Os Inusitados Momentos Das Dores De Cabeça Nas Filas Pesadas Em Instituições
Uma quinta-feira qualquer, dia ensolarado, acordo cansado, pulo da cama e abro a janela com certa brutalidade. Contemplo a vista enquanto duas ou três pessoas passam pela rua, com passos leves, postura desagradável e falando um pouco alto. Ainda me lembro das frases, mas não quero pronunciar, não posso e não consigo reproduzir as irritações que as sociedades complexas me causam. Após observar aquela cena, penso duas vezes antes de colocar os pés na rua e me contaminar com mais poluição sonora e visual. Parece até fricote, mas não é. Tenho lá minhas sensibilidades artísticas, portanto me encanto facilmente pelo belo e tenho constipações quando inserido em ambientes mal-apessoados.
Tinha ciência que na minha futura profissão encontraria os mais variados casos e pessoas, que na maioria das vezes, não eram agradáveis, mas como ser de estrutura polissêmica, atordoado de significados pra vida, achava-me no direito de desdenhar do que eu quisesse, eis a minha liberdade, minha fúria psíquica e minha válvula de escape.
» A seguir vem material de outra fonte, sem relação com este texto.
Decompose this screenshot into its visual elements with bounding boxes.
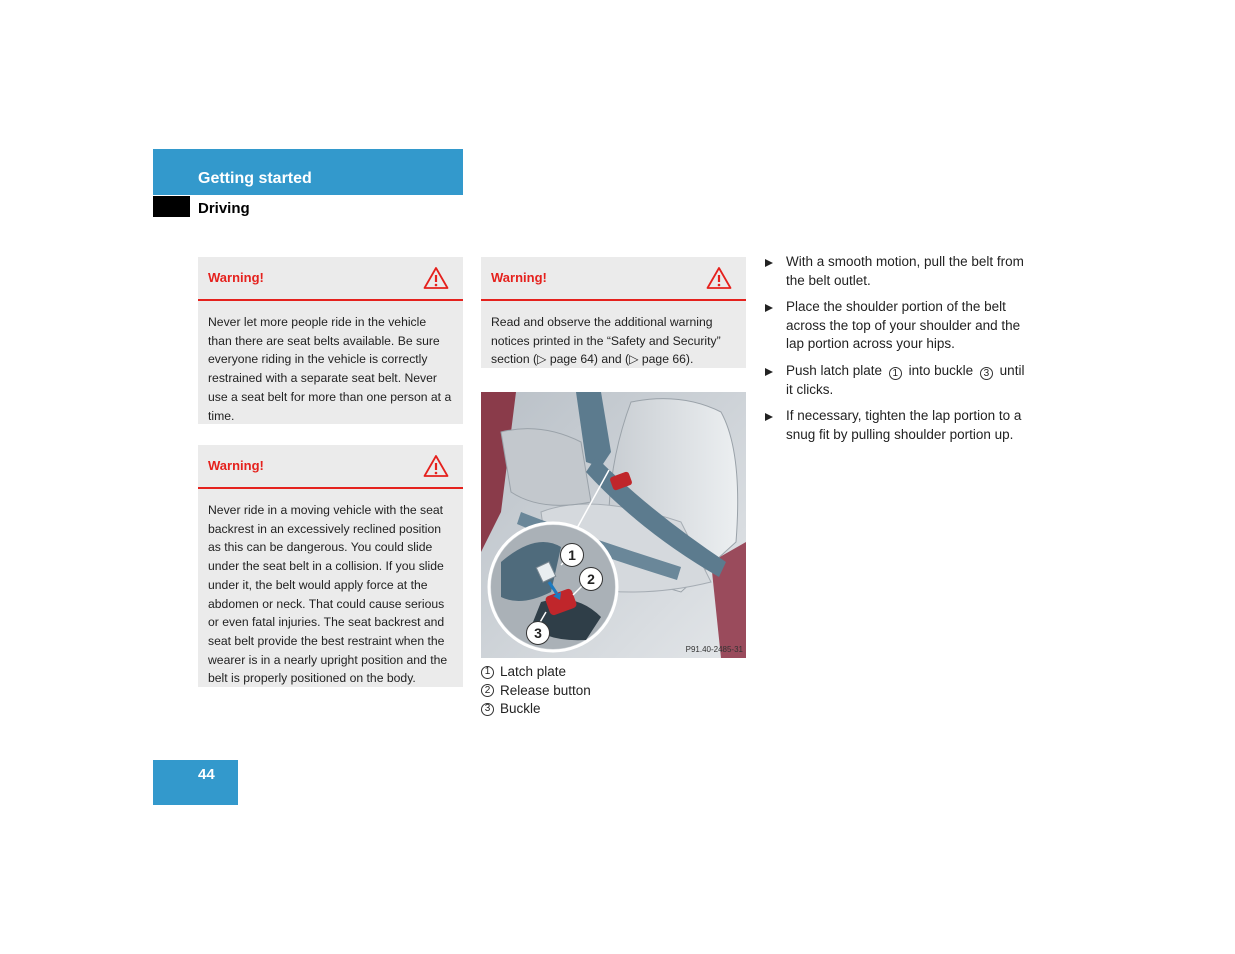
warning-header xyxy=(198,445,463,489)
callout-1 xyxy=(560,543,584,567)
figure-code: P91.40-2485-31 xyxy=(685,645,743,654)
step-text: If necessary, tighten the lap portion to a snug fit by pulling shoulder portion up. xyxy=(786,408,1022,442)
step-item xyxy=(763,298,1033,354)
warning-header xyxy=(481,257,746,301)
legend-label: Buckle xyxy=(500,701,541,717)
callout-3-number: 3 xyxy=(534,625,542,641)
warning-triangle-icon xyxy=(423,266,449,290)
inline-number: 3 xyxy=(980,367,993,380)
subsection-marker xyxy=(153,196,190,217)
warning-triangle-icon xyxy=(706,266,732,290)
legend-number: 1 xyxy=(481,666,494,679)
warning-text: Read and observe the additional warning notices printed in the “Safety and Security” section (▷ page 64) and (▷ page 66). xyxy=(491,315,721,367)
triangle-bullet-icon xyxy=(765,304,773,312)
step-text: Place the shoulder portion of the belt across the top of your shoulder and the lap portion across your hips. xyxy=(786,299,1021,352)
step-text-part: until it clicks. xyxy=(786,362,1025,397)
seat-belt-photo xyxy=(481,392,746,658)
triangle-bullet-icon xyxy=(765,413,773,421)
page-number: 44 xyxy=(198,766,215,783)
warning-header xyxy=(198,257,463,301)
legend-number: 3 xyxy=(481,703,494,716)
callout-2 xyxy=(579,567,603,591)
step-item xyxy=(763,362,1033,399)
warning-label: Warning! xyxy=(208,270,264,285)
inline-number: 1 xyxy=(889,367,902,380)
subsection-title: Driving xyxy=(198,200,250,217)
triangle-bullet-icon xyxy=(765,368,773,376)
section-title: Getting started xyxy=(198,170,312,187)
step-text-part: Push latch plate xyxy=(786,362,883,378)
legend-number: 2 xyxy=(481,684,494,697)
figure-legend xyxy=(481,663,591,719)
step-text-part: into buckle xyxy=(908,362,974,378)
warning-label: Warning! xyxy=(491,270,547,285)
legend-label: Latch plate xyxy=(500,664,567,679)
warning-box-1 xyxy=(198,257,463,424)
callout-2-number: 2 xyxy=(587,571,595,587)
warning-label: Warning! xyxy=(208,458,264,473)
triangle-bullet-icon xyxy=(765,259,773,267)
legend-item xyxy=(481,663,591,682)
legend-item xyxy=(481,700,591,719)
callout-3 xyxy=(526,621,550,645)
step-item xyxy=(763,253,1033,290)
warning-box-3 xyxy=(481,257,746,368)
callout-1-number: 1 xyxy=(568,547,576,563)
warning-triangle-icon xyxy=(423,454,449,478)
seat-belt-illustration xyxy=(481,392,746,658)
legend-item xyxy=(481,682,591,701)
warning-box-2 xyxy=(198,445,463,687)
legend-label: Release button xyxy=(500,682,591,698)
page-number-box xyxy=(153,760,238,805)
instruction-steps xyxy=(763,253,1033,452)
section-header xyxy=(153,149,463,195)
warning-text: Never let more people ride in the vehicle than there are seat belts available. Be sure everyone riding in the vehicle is correctly restrained with a separate seat belt. Never use a seat belt for more than one person at a time. xyxy=(208,315,452,423)
warning-text: Never ride in a moving vehicle with the seat backrest in an excessively reclined position as this can be dangerous. You could slide under the seat belt in a collision. If you slide under it, the belt would apply force at the abdomen or neck. That could cause serious or even fatal injuries. The seat backrest and seat belt provide the best restraint when the wearer is in a nearly upright position and the belt is properly positioned on the body. xyxy=(208,503,448,686)
step-text: With a smooth motion, pull the belt from the belt outlet. xyxy=(786,254,1024,288)
step-item xyxy=(763,407,1033,444)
Após muita reflexão, decido ir até o banco. Caminho com passos largos, olhar fixo para o final da rua, com óculos de sol, com o intuito de evitar proximidade, afinal, alguém poderia se achar no direito de me encher com problemas pessoais que não me interessavam nem um pouco naquele momento. Então segui, eis que enfrento a fila, de repente, uma dor de cabeça toma conta do meu ser, minha irritação vai ao topo, respirava fundo e soltava com ar de indignação, às vezes, soltando reclamações cotidianas.
Quando olho pra trás, vejo uma senhora tendo problemas em entrar com o seu cachorro, primeiramente, penso em ignorar, pois não era problema meu. Depois, como uma maldição, aquilo foi me incomodando, de algum lugar surgiu uma suposta humanidade em mim e quanto mais eu lutava mais eu queria ir até lá. Não suportei e fui. Me ofereci pra tomar conta daquela bola de pelo, um Poodle velho e irritado, visivelmente estressado, eu, no meio da praça, segurando o cão e ele rosnando pra mim. Me arrependendo infinitamente por ter feito aquilo, xingando o mundo, depois de uns 20 minutos ela volta.
"Você é um anjo, muito obrigada", e me ofereceu R$ 50,00, não aceitei claro. Então, ela saiu com o sorriso nos olhos, segurando o Arnaldo no colo e aquela imagem me emocionou completamente, eis que vejo o belo, no meio ao caos, o amor sincero entre dois seres. Aquele cão a suportava e a amava, ela, coitada, com certeza só o tinha como companhia. Então chorei, voltei pra casa, sem conseguir resolver meu problema, mas com uma sensação estranha de estar vivo.
Agora, olho pra janela, e percebo o mundo, pelo menos por enquanto, como algo merecedor de atenção. Sem julgamentos respiro o ar do interior que, incrivelmente, já é poluído. Concluo que aquela fila foi sagrada, assim como a dor de cabeça, e o Poodle velho. Agora respiro aliviado.